I would not have things mailed to you. Trying to figure out where to have things mailed and then hooking up with them is a major hassle. You will either get to the town too early and have to wait, or you will get there too late and the mail has been returned to a regional office, or the post office is closed, or you are at the wrong post office. I had to have some special order tires mailed to me, and I will never do that again. You do not want to have any appointments when living on the road; you want to be able to live life foot loose and fancy free, and go where the wind blows you. Mechanicals, side trips, detours, and hooking up with other riders are all possibilities that you don't want to have to forego because you have to be at a certain town at a certain time.

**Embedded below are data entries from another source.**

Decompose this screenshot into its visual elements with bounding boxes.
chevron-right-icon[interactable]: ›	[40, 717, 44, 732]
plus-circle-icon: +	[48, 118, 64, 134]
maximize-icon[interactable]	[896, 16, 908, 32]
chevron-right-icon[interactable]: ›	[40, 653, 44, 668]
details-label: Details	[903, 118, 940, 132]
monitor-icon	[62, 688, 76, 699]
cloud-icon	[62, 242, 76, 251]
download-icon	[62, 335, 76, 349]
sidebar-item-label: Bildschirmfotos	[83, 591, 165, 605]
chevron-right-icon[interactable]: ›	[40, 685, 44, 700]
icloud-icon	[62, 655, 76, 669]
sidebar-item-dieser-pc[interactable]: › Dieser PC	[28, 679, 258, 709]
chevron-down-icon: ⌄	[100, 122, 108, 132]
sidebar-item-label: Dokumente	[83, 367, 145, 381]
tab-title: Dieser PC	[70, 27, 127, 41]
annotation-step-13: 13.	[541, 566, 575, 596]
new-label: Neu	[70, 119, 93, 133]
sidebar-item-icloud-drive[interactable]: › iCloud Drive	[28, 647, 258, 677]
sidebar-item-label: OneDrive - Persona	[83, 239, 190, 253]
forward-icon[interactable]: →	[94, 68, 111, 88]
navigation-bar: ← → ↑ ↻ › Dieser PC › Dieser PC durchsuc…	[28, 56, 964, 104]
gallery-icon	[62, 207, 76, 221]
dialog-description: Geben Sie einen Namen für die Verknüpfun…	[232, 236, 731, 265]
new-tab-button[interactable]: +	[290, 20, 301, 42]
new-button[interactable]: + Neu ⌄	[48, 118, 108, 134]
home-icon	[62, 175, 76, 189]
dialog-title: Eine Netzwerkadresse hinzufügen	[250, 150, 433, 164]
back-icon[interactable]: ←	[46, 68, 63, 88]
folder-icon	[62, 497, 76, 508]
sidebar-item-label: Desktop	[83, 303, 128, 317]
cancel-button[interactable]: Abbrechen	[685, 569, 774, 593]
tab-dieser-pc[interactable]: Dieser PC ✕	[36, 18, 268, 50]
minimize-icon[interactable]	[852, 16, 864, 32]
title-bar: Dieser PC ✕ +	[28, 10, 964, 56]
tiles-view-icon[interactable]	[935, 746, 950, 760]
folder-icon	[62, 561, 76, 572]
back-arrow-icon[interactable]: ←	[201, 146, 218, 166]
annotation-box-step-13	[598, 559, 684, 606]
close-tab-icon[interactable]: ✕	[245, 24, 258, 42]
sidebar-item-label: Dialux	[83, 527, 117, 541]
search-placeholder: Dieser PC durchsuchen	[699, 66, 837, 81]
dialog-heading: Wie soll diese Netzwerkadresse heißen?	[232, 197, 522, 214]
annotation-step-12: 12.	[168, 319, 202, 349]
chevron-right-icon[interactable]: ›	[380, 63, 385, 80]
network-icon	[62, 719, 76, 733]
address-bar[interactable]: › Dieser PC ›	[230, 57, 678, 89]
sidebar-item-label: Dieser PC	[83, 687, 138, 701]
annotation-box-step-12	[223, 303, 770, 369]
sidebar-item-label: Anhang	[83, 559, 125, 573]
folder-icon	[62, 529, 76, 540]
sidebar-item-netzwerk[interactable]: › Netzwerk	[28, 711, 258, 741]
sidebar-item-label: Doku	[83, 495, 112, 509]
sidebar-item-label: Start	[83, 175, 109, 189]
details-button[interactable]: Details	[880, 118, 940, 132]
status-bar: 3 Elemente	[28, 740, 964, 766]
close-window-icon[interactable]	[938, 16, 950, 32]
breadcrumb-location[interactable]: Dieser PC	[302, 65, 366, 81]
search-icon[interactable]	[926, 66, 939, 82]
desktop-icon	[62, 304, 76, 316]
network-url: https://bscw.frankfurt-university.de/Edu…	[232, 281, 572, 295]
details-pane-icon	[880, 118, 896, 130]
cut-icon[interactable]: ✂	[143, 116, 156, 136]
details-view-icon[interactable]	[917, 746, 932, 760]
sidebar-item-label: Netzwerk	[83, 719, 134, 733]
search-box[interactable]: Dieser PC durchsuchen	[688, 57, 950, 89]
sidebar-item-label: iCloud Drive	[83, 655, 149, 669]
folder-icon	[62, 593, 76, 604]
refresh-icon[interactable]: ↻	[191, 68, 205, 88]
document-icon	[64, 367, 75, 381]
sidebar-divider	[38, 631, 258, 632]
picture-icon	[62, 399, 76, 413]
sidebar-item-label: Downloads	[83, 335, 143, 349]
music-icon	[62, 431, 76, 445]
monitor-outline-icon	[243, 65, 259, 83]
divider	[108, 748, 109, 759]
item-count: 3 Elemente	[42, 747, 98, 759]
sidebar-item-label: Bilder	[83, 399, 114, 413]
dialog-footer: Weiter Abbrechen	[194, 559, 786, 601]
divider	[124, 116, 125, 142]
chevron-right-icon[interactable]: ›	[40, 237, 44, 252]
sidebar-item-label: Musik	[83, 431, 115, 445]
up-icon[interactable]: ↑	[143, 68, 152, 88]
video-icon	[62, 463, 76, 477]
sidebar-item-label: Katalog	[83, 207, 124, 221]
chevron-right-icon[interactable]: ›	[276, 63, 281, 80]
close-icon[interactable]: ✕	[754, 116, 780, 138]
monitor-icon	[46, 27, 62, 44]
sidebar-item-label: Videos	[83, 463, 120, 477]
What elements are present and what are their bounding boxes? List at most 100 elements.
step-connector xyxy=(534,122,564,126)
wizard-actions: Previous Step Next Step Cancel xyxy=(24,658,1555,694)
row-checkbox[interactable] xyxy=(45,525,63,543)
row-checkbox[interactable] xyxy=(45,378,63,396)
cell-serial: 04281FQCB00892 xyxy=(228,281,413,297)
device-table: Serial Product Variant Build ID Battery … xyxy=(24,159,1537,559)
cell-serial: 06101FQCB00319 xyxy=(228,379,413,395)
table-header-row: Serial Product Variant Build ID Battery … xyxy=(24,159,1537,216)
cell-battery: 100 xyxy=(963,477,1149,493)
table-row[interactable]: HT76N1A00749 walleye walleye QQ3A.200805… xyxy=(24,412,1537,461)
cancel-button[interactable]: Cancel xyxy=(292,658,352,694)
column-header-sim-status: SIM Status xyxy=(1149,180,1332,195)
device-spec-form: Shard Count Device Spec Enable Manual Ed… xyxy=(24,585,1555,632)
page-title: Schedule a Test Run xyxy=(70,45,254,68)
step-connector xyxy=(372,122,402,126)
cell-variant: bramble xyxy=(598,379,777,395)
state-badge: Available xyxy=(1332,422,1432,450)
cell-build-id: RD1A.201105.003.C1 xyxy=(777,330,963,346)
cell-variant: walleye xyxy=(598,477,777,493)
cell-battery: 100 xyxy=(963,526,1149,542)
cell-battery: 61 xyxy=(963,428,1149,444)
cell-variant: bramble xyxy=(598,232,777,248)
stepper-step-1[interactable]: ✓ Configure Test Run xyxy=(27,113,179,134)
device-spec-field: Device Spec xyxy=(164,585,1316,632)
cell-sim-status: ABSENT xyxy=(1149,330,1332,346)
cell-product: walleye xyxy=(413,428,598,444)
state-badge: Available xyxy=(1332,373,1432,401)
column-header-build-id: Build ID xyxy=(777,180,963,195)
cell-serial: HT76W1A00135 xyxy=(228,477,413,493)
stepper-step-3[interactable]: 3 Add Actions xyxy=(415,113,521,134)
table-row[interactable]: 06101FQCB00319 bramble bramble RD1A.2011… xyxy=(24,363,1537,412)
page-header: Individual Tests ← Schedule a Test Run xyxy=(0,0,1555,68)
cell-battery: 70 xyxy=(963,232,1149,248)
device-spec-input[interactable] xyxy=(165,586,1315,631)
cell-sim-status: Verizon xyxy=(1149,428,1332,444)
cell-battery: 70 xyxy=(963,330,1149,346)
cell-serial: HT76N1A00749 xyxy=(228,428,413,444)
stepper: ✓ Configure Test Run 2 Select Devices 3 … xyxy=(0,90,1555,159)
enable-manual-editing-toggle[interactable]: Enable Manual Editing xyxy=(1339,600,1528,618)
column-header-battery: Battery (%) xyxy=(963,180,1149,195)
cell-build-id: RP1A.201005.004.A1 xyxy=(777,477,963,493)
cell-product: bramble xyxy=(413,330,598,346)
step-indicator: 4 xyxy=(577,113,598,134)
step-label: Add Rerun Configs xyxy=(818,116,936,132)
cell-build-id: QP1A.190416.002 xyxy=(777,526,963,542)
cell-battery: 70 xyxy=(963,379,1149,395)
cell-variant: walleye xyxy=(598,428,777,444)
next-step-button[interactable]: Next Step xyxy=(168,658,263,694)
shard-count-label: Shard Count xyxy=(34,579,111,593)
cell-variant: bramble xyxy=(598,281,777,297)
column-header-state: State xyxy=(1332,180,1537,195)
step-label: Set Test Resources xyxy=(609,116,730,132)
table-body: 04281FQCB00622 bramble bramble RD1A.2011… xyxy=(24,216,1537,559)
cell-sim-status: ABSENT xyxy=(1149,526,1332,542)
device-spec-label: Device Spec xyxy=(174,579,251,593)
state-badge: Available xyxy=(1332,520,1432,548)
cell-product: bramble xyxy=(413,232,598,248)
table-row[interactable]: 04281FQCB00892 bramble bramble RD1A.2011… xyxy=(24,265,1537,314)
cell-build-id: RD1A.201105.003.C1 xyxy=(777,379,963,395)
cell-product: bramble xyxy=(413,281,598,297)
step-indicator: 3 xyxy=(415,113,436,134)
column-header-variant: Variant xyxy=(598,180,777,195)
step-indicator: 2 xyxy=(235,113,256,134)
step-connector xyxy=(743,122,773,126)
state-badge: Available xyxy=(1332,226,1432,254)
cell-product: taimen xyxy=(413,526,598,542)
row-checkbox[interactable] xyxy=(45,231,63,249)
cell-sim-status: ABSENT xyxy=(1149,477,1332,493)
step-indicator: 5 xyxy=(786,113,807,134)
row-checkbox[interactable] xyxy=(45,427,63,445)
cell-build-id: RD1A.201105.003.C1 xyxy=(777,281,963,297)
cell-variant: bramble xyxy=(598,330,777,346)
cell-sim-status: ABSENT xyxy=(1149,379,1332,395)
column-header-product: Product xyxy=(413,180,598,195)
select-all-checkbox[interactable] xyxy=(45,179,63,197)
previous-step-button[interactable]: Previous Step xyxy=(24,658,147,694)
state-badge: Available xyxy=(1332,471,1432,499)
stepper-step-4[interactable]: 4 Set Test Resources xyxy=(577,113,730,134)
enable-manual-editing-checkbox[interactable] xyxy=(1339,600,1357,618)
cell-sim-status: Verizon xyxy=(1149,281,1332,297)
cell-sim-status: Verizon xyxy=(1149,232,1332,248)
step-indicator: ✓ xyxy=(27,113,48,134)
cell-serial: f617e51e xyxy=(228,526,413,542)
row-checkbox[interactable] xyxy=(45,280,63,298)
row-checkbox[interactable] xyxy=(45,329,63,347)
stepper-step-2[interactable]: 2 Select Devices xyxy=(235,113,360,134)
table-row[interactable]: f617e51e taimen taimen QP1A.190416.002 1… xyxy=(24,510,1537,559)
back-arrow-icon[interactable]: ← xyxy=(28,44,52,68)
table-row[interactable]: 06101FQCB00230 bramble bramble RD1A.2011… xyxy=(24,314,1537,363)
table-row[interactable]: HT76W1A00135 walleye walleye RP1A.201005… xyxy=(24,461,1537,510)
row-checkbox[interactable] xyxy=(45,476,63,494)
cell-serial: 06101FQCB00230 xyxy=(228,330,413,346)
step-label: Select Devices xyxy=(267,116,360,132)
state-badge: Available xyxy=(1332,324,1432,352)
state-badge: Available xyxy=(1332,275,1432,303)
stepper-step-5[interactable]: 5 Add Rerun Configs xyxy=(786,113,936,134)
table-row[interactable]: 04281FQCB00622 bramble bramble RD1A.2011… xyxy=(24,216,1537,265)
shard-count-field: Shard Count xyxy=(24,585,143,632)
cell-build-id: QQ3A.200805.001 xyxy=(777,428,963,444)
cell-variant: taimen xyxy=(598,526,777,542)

There's an art to getting things mailed to you, but I doubt it justifies a blanket ban.
Here's how you work the art: you figure out how fast you're moving, and guess how long it will take the post office to deliver mail. (Most places in the U.S., that's 3-7 days for first class.) Pick a small town on your route that's the appropriate number of days ahead of you, and call your trusted mailing agent (parent, spouse, child, friend), and ask them to mail your package. Preferably the next day, because you'll be a moving target! Make sure the guesstimmated delivery date is Monday through Friday, and you think you'll arrive during working hours -- call it 9 to 2, just in case. You want a town that has only one post office, and one that's big enough there's likely to be someone there all through the day.
Your mailing agent will address it:
Smalltown, State zip
and mark it, "Please hold for TransAm bicyclist, est. arrival June 22."
If you're on one of the AC routes, their maps include zip codes for every post office. You can also look up in a post office directory, or on google maps.
If you miss it (you arrive early, or the P.O. is closed), give the postmaster written directions. In one case, I tore off the bottom of an errata sheet, addressed to Postmaster, and on the inside of the fold wrote, "Please forward my mail to Nexttown, MT" and signed my name. It made it with no problems. Again, you'll need to guesstimate delivery times and mileage -- keep your maps handy!
I only completely missed one package. A couple were right on time, missed one that caught up a couple days later, and one was forwarded twice before I got it. Small town postmasters were almost always helpful and accomodating (except in Lolo, MT!).